# Numbers

C++ benefits for scientific computing:
* performance and precision is the primary priority
* compatibility with C

Drawbacks:
* portability is not the primary priority
* some C inherited features, such as implicit conversions, may lead to tricky numerical errors.

## Uninitialized variables

First thing to be very careful about: if a basic variable is defined without any initial value, there is no guarantee that its value is set to 0. The C designers probably thought it was a waste of precious runtime...

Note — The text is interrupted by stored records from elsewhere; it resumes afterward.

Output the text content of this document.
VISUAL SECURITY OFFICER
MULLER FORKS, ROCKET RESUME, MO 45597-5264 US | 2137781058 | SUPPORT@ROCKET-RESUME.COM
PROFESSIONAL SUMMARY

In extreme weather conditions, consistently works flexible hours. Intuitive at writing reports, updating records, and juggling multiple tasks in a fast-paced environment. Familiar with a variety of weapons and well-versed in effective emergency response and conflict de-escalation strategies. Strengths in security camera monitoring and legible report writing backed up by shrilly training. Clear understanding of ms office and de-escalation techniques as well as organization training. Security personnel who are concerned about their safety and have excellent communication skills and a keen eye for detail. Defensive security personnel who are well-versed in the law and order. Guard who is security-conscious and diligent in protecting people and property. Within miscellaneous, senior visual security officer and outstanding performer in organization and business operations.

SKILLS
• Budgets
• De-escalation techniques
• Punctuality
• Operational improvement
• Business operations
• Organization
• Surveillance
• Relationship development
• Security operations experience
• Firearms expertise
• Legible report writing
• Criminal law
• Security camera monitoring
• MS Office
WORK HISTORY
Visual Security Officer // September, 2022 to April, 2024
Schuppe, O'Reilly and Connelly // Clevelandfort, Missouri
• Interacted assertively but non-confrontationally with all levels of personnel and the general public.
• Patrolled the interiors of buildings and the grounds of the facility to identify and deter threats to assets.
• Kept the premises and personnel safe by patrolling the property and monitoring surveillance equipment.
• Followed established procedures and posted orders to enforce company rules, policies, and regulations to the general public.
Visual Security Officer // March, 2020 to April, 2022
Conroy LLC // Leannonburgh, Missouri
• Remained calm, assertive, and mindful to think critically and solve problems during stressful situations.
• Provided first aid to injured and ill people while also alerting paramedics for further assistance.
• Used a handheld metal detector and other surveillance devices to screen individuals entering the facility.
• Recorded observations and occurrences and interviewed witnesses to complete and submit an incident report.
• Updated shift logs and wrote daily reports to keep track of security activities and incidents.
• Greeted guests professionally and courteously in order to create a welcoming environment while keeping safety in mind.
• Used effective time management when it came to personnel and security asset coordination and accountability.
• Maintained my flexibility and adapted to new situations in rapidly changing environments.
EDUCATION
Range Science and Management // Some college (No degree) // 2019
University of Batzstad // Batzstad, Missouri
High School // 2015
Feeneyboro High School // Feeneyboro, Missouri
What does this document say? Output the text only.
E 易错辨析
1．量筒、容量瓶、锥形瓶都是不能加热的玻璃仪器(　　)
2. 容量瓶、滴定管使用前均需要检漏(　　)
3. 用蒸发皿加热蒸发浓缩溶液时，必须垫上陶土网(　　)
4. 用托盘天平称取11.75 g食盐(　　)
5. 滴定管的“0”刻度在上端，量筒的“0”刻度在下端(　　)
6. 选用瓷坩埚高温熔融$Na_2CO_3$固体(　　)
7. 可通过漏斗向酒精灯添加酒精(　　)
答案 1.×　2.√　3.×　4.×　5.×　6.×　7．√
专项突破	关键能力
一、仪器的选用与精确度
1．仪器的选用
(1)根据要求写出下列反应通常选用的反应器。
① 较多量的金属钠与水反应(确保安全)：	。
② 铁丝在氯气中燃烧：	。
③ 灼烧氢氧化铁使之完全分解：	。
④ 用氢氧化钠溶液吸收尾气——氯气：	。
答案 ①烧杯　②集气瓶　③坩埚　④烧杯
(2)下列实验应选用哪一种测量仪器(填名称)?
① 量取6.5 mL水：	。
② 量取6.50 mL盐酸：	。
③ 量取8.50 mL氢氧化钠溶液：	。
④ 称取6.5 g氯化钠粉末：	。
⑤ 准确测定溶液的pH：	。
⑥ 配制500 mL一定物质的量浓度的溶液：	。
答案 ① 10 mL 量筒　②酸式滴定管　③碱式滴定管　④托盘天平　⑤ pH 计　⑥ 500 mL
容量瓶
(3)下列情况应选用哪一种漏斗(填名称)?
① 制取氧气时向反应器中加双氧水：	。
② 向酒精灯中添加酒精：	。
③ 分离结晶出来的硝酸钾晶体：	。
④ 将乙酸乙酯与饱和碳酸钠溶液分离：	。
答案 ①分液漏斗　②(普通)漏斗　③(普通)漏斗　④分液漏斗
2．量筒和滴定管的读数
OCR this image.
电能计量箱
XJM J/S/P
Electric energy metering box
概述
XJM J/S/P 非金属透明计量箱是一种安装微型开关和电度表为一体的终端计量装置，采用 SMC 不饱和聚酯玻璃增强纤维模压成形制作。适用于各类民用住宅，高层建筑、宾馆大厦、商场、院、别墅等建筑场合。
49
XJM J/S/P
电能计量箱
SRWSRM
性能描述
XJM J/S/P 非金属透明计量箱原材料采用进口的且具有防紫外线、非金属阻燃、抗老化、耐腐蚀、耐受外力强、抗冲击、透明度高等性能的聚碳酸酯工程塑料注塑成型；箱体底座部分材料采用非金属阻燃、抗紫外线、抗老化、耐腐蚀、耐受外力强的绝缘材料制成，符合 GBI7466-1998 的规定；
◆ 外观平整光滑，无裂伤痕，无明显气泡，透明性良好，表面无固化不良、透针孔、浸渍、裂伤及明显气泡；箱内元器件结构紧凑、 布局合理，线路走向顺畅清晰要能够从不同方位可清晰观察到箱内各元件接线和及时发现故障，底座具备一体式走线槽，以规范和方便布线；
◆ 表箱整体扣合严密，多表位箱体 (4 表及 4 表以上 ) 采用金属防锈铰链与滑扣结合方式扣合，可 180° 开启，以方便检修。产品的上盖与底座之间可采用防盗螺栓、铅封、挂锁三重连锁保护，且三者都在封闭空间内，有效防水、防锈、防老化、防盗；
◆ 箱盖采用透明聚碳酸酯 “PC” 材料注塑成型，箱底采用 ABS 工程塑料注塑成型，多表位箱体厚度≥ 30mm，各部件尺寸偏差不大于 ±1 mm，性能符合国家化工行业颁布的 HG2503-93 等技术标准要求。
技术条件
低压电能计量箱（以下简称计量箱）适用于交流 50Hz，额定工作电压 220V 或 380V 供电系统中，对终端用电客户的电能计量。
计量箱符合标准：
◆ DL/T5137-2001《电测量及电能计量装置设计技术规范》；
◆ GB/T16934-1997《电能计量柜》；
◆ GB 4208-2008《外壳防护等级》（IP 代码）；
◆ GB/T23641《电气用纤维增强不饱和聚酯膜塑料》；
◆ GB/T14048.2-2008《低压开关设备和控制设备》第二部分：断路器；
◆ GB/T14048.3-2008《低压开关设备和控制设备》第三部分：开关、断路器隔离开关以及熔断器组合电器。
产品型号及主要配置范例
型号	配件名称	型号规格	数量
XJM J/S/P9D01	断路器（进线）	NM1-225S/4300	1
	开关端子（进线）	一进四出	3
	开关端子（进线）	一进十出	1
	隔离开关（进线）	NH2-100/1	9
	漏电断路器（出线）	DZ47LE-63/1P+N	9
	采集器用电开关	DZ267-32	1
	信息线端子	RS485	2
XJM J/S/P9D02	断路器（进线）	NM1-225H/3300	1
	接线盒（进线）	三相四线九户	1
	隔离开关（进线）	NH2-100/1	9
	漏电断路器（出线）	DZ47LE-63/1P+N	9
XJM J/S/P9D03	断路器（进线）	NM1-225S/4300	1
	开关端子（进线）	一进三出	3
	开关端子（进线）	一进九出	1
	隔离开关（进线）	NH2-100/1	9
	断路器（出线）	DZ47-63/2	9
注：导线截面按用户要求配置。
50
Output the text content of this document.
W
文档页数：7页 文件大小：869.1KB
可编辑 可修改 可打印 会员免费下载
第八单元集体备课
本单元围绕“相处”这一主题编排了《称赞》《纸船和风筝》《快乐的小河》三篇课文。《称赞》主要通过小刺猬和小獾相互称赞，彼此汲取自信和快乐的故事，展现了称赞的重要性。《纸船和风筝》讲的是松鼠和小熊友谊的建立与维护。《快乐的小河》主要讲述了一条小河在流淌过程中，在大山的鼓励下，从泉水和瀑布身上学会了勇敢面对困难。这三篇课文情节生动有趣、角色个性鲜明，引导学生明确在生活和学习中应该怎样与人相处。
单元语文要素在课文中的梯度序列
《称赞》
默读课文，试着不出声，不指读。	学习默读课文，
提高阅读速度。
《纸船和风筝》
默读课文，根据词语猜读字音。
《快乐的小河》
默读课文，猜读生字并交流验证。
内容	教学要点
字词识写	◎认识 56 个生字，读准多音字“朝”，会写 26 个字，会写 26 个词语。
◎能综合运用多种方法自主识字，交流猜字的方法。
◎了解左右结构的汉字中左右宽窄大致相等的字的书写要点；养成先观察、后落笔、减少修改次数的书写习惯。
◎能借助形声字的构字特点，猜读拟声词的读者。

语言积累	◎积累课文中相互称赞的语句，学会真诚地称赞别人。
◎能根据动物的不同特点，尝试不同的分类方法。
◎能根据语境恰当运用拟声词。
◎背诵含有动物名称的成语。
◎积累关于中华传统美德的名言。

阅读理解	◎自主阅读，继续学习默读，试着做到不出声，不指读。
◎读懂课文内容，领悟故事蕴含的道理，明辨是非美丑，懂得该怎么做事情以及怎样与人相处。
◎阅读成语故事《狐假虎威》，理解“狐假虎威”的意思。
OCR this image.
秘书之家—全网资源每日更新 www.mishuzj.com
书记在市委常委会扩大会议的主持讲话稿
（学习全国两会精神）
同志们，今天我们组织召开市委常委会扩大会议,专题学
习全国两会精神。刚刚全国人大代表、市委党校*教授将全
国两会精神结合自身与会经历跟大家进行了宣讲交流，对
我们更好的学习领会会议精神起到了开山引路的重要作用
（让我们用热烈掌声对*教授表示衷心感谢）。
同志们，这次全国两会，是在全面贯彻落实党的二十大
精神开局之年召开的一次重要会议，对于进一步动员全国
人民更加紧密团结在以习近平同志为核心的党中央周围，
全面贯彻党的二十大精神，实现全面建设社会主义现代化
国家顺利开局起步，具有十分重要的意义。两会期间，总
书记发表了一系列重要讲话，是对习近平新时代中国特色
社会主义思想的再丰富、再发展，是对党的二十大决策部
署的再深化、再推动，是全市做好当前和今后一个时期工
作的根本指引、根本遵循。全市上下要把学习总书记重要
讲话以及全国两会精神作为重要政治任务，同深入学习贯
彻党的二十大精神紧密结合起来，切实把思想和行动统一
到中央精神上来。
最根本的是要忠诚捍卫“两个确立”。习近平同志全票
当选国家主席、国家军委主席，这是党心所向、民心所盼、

Recommendation : **always give an initial value to your variables**.

If by mistake you use an uninitialized variable, no doubt that the compiler will give you a warning.

Recommendation : **compiler's warnings should be taken with the utmost seriousness**.

## Unportable numeric types

The size of numeric variable types in C++ depends on the implementation. This may impede the portability of the code.

For example, the following rules are imposed on integer types by the C++ standards:
* `short` : a width of at least 16 bits.
* `int`   : a width of at least 16 bits.
* `long`  : a width of at least 32 bits.
* `sizeof(short)` <= `sizeof(int)` <= `sizeof(long)`

The rules on floating point types are not strict either:
* `sizeof(float)` <= `sizeof(double)` <= `sizeof(long double)`
* `float`  : typically 32 bits *(IEEE 754, 6-9 significant digits, typically 7)*.
* `double` : typically 64 bits *(IEEE 754, 15-18 significant digits, typically 16)*.
* `long double` : 80 to 128 bits *(18-36 significant digits)*.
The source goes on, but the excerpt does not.